This article, written by JPT Technology Editor Chris Carpenter, contains highlights of paper SPE 200466, “Proxy-Based Assisted History Matching and Well-Spacing Optimization in Shale Gas Development of a Real Field Case,” by Chuxi Liu, The University of Texas at Austin; Wei Yu, Sim Tech and The University of Texas at Austin; and Cheng Chang, PetroChina, et al., prepared for the 2020 SPE Improved Oil Recovery Conference, originally scheduled to be held in Tulsa, 18–22 April. The paper has not been peer reviewed.

A robust, reliable work flow for well-spacing optimization in a shale reservoir development incorporating various types of uncertainties and detailed economics analysis is necessary for achieving sustainable unconventional production. In the complete paper, the authors describe a novel well-spacing-optimization work flow based on the results of assisted history matching and apply it to a real shale gas well, incorporating uncertainty parameters such as matrix permeability, matrix porosity, fracture half-length, fracture height, fracture width, fracture conductivity, and fracture water saturation.


The work of well-spacing optimization is significant because it will subsequently dominate the planning of the drilling job and completion job and ultimately will affect recovery efficiency. The purpose of well-spacing optimization serves to maximize either capital revenue or ultimate recovery. The greatest challenge for well-spacing optimization is how to interpret the uncertainties associated with unconventional reservoirs. Stimulated reservoir volume and external reservoir volume, effective fracture half-length vs. propped half-length, matrix permeability, and complex structural geology are examples of such challenges.
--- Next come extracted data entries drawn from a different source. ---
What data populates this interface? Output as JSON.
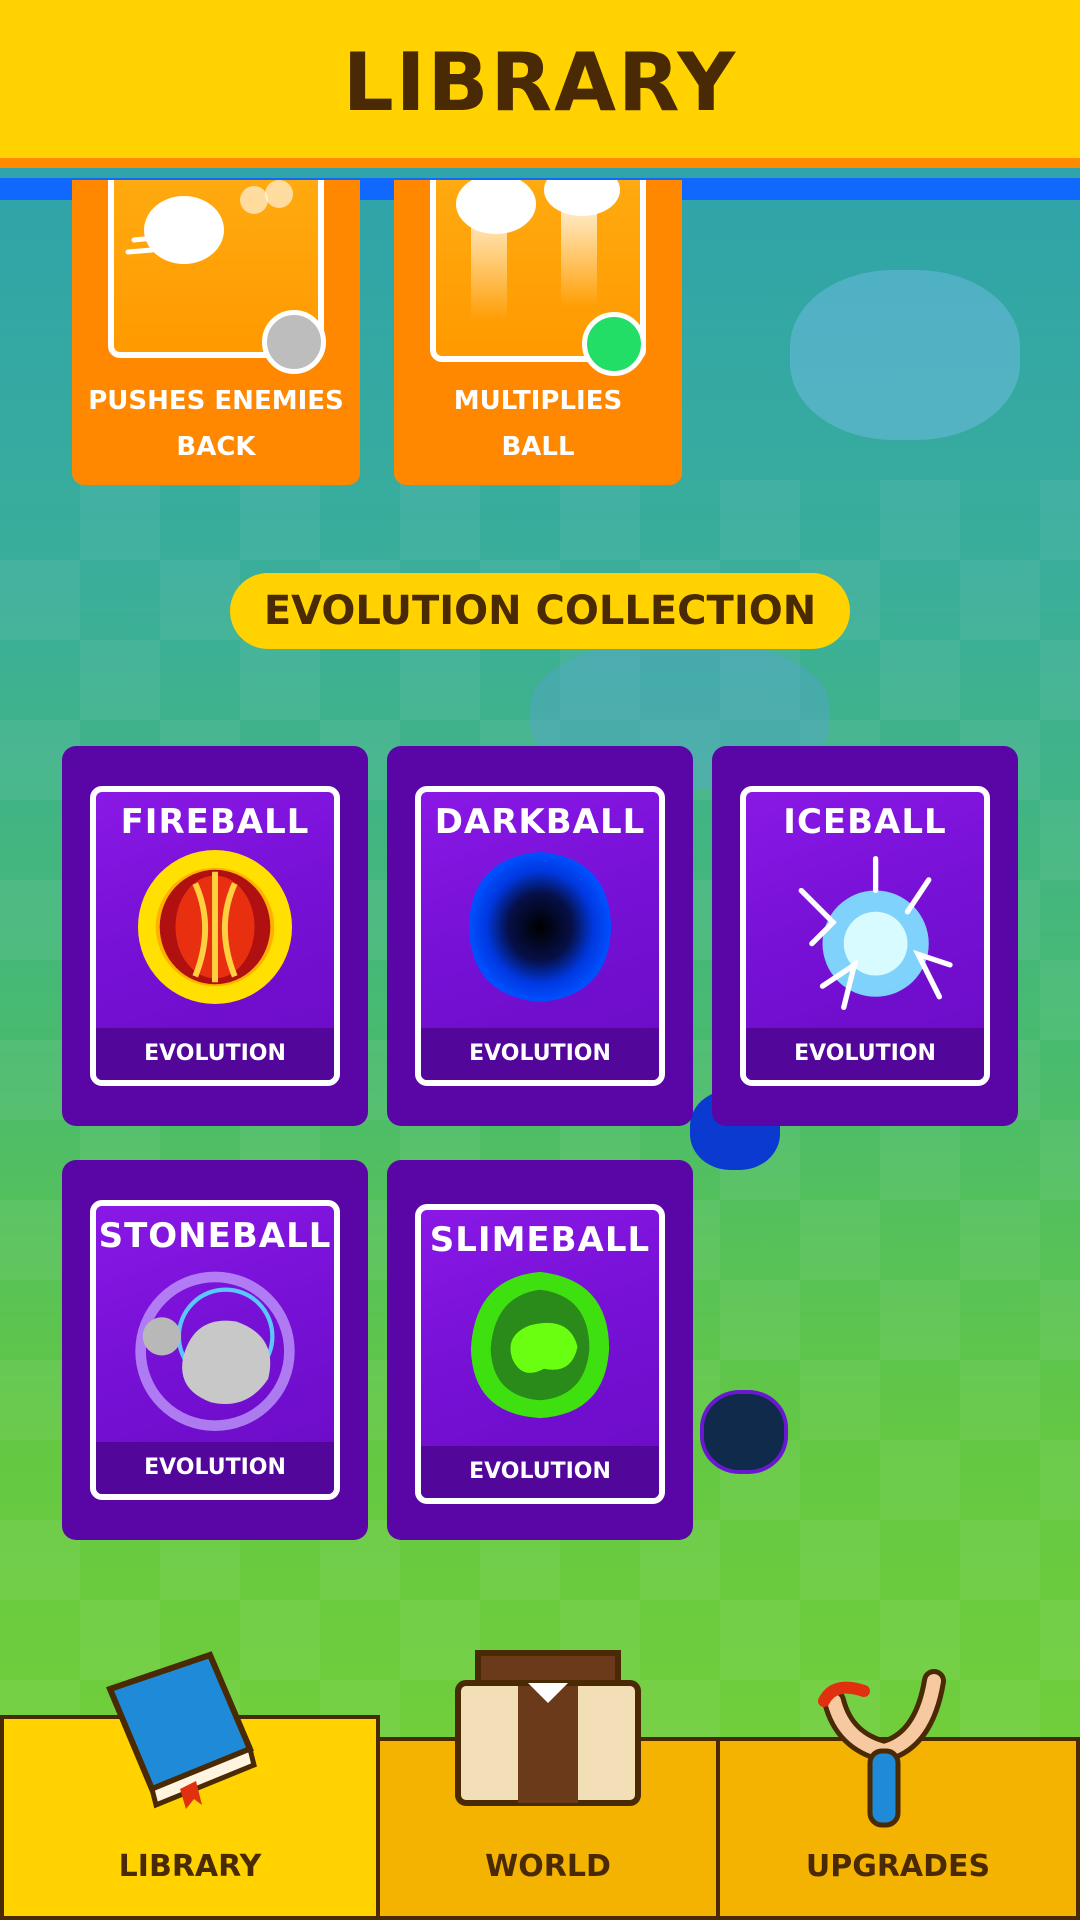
{
  "header": {
    "title": "LIBRARY"
  },
  "abilities": [
    {
      "text_line1": "PUSHES ENEMIES",
      "text_line2": "BACK",
      "rarity_color": "#bdbdbd"
    },
    {
      "text_line1": "MULTIPLIES",
      "text_line2": "BALL",
      "rarity_color": "#22dd66"
    }
  ],
  "section": {
    "title": "EVOLUTION COLLECTION"
  },
  "evolutions": [
    {
      "name": "FIREBALL",
      "tag": "EVOLUTION",
      "icon": "fireball-icon"
    },
    {
      "name": "DARKBALL",
      "tag": "EVOLUTION",
      "icon": "darkball-icon"
    },
    {
      "name": "ICEBALL",
      "tag": "EVOLUTION",
      "icon": "iceball-icon"
    },
    {
      "name": "STONEBALL",
      "tag": "EVOLUTION",
      "icon": "stoneball-icon"
    },
    {
      "name": "SLIMEBALL",
      "tag": "EVOLUTION",
      "icon": "slimeball-icon"
    }
  ],
  "nav": {
    "items": [
      {
        "label": "LIBRARY",
        "icon": "book-icon",
        "active": true
      },
      {
        "label": "WORLD",
        "icon": "castle-icon",
        "active": false
      },
      {
        "label": "UPGRADES",
        "icon": "slingshot-icon",
        "active": false
      }
    ]
  },
  "colors": {
    "header": "#ffd200",
    "header_stripe": "#1068ff",
    "ability_card": "#ff8800",
    "evolution_card": "#5a06a6",
    "text_dark": "#4a2a05"
  }
}
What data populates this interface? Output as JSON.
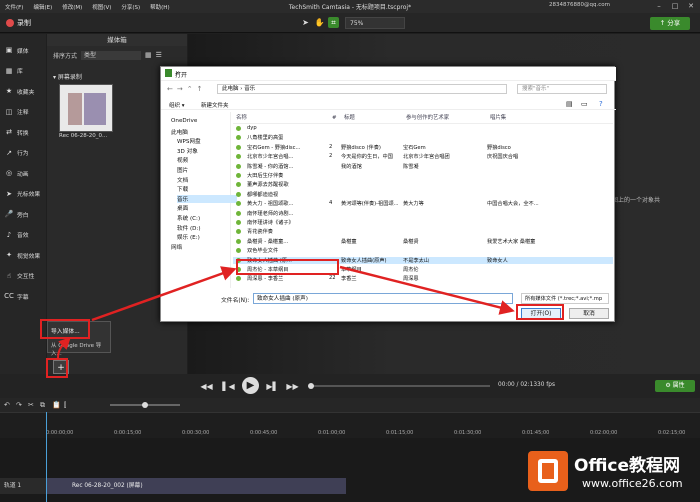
{
  "menubar": {
    "items": [
      "文件(F)",
      "编辑(E)",
      "修改(M)",
      "视图(V)",
      "分享(S)",
      "帮助(H)"
    ],
    "title": "TechSmith Camtasia - 无标题项目.tscproj*",
    "email": "2834876880@qq.com"
  },
  "toolbar": {
    "record": "录制",
    "zoom": "75%",
    "share": "分享"
  },
  "sidebar": {
    "items": [
      {
        "icon": "media-icon",
        "label": "媒体"
      },
      {
        "icon": "library-icon",
        "label": "库"
      },
      {
        "icon": "favorites-icon",
        "label": "收藏夹"
      },
      {
        "icon": "annotations-icon",
        "label": "注释"
      },
      {
        "icon": "transitions-icon",
        "label": "转换"
      },
      {
        "icon": "behaviors-icon",
        "label": "行为"
      },
      {
        "icon": "animations-icon",
        "label": "动画"
      },
      {
        "icon": "cursor-effects-icon",
        "label": "光标效果"
      },
      {
        "icon": "narration-icon",
        "label": "旁白"
      },
      {
        "icon": "audio-effects-icon",
        "label": "音效"
      },
      {
        "icon": "visual-effects-icon",
        "label": "视觉效果"
      },
      {
        "icon": "interactivity-icon",
        "label": "交互性"
      },
      {
        "icon": "captions-icon",
        "label": "字幕"
      }
    ]
  },
  "media": {
    "title": "媒体箱",
    "sort_label": "排序方式",
    "sort_value": "类型",
    "section": "屏幕录制",
    "thumb_caption": "Rec 06-28-20_0...",
    "import_menu": "导入媒体...",
    "google_menu": "从 Google Drive 导入...",
    "add_symbol": "+"
  },
  "canvas": {
    "side_text": "拖放图上的一个对象共属性。"
  },
  "playback": {
    "timecode": "00:00 / 02:13",
    "fps": "30 fps",
    "properties": "属性"
  },
  "timeline": {
    "ticks": [
      "0:00:00;00",
      "0:00:15;00",
      "0:00:30;00",
      "0:00:45;00",
      "0:01:00;00",
      "0:01:15;00",
      "0:01:30;00",
      "0:01:45;00",
      "0:02:00;00",
      "0:02:15;00"
    ],
    "track_label": "轨道 1",
    "clip_label": "Rec 06-28-20_002 (屏幕)"
  },
  "dialog": {
    "title": "打开",
    "path": "此电脑 › 音乐",
    "search": "搜索\"音乐\"",
    "organize": "组织 ▾",
    "new_folder": "新建文件夹",
    "nav": [
      "OneDrive",
      "此电脑",
      "WPS网盘",
      "3D 对象",
      "视频",
      "图片",
      "文档",
      "下载",
      "音乐",
      "桌面",
      "系统 (C:)",
      "软件 (D:)",
      "娱乐 (E:)",
      "网络"
    ],
    "columns": [
      "名称",
      "#",
      "标题",
      "参与创作的艺术家",
      "唱片集"
    ],
    "files": [
      [
        "dyp",
        "",
        "",
        "",
        ""
      ],
      [
        "八角楼里的高蛋",
        "",
        "",
        "",
        ""
      ],
      [
        "宝石Gem - 野狼disc...",
        "2",
        "野狼disco (伴奏)",
        "宝石Gem",
        "野狼disco"
      ],
      [
        "北京市少年宫合唱...",
        "2",
        "今天是你的生日，中国",
        "北京市少年宫合唱团",
        "庆祝国庆合唱"
      ],
      [
        "陈雪凝 - 你的酒馆...",
        "",
        "我的酒馆",
        "陈雪凝",
        ""
      ],
      [
        "大田后生仔伴奏",
        "",
        "",
        "",
        ""
      ],
      [
        "董声源去苏醒视歌",
        "",
        "",
        "",
        ""
      ],
      [
        "都哪都迪迪视",
        "",
        "",
        "",
        ""
      ],
      [
        "黄大力 - 祖国颂歌...",
        "4",
        "黄河颂等(伴奏)-祖国颂...",
        "黄大力等",
        "中国合唱大会，全不..."
      ],
      [
        "南怀瑾老师的诗剧...",
        "",
        "",
        "",
        ""
      ],
      [
        "南怀瑾讲诗《诸子》",
        "",
        "",
        "",
        ""
      ],
      [
        "青花瓷伴奏",
        "",
        "",
        "",
        ""
      ],
      [
        "桑椹贤 - 桑椹童...",
        "",
        "桑椹童",
        "桑椹贤",
        "我爱艺术大家 桑椹童"
      ],
      [
        "双色毕业文件",
        "",
        "",
        "",
        ""
      ],
      [
        "致命女人插曲 (原...",
        "",
        "致命女人插曲(原声)",
        "不是李太山",
        "致命女人"
      ],
      [
        "周杰伦 - 本草纲目",
        "",
        "本草纲目",
        "周杰伦",
        ""
      ],
      [
        "周深恩 - 李香兰",
        "22",
        "李香兰",
        "周深恩",
        ""
      ]
    ],
    "filename_label": "文件名(N):",
    "filename": "致命女人插曲 (原声)",
    "filetype": "所有媒体文件 (*.trec;*.avi;*.mp",
    "open": "打开(O)",
    "cancel": "取消"
  },
  "watermark": {
    "title": "Office教程网",
    "url": "www.office26.com"
  }
}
Therefore, developing an efficient and trustworthy work flow for optimizing well spacing in any shale reservoir is critical.

Previous work on unconventional shale well-spacing optimization includes operator data analysis and numerical and analytical simulation. However, almost all previous studies ignored the effects of uncertainties. In addition, most studies require input information regarding the reservoir of interest. One method to obtain such information is to history match the production data, and a few history-matching methods have been explored and analyzed. Nevertheless, traditional history-matching methods could not overcome the problem of high-dimensional uncertainty space, as is commonly seen in unconventional development. Because of this, more- stochastic approaches have been developed and applied. These methods use the concept of proxy to minimize simulation runs and are also able to obtain as many, or more, history-matching realizations. Furthermore, Markov-chain Monte Carlo (MCMC) algorithms usually are coupled with the proxy model in assisted history matching. This method could be helpful in finding the complex posterior distributions of multiple uncertainty variables with ease.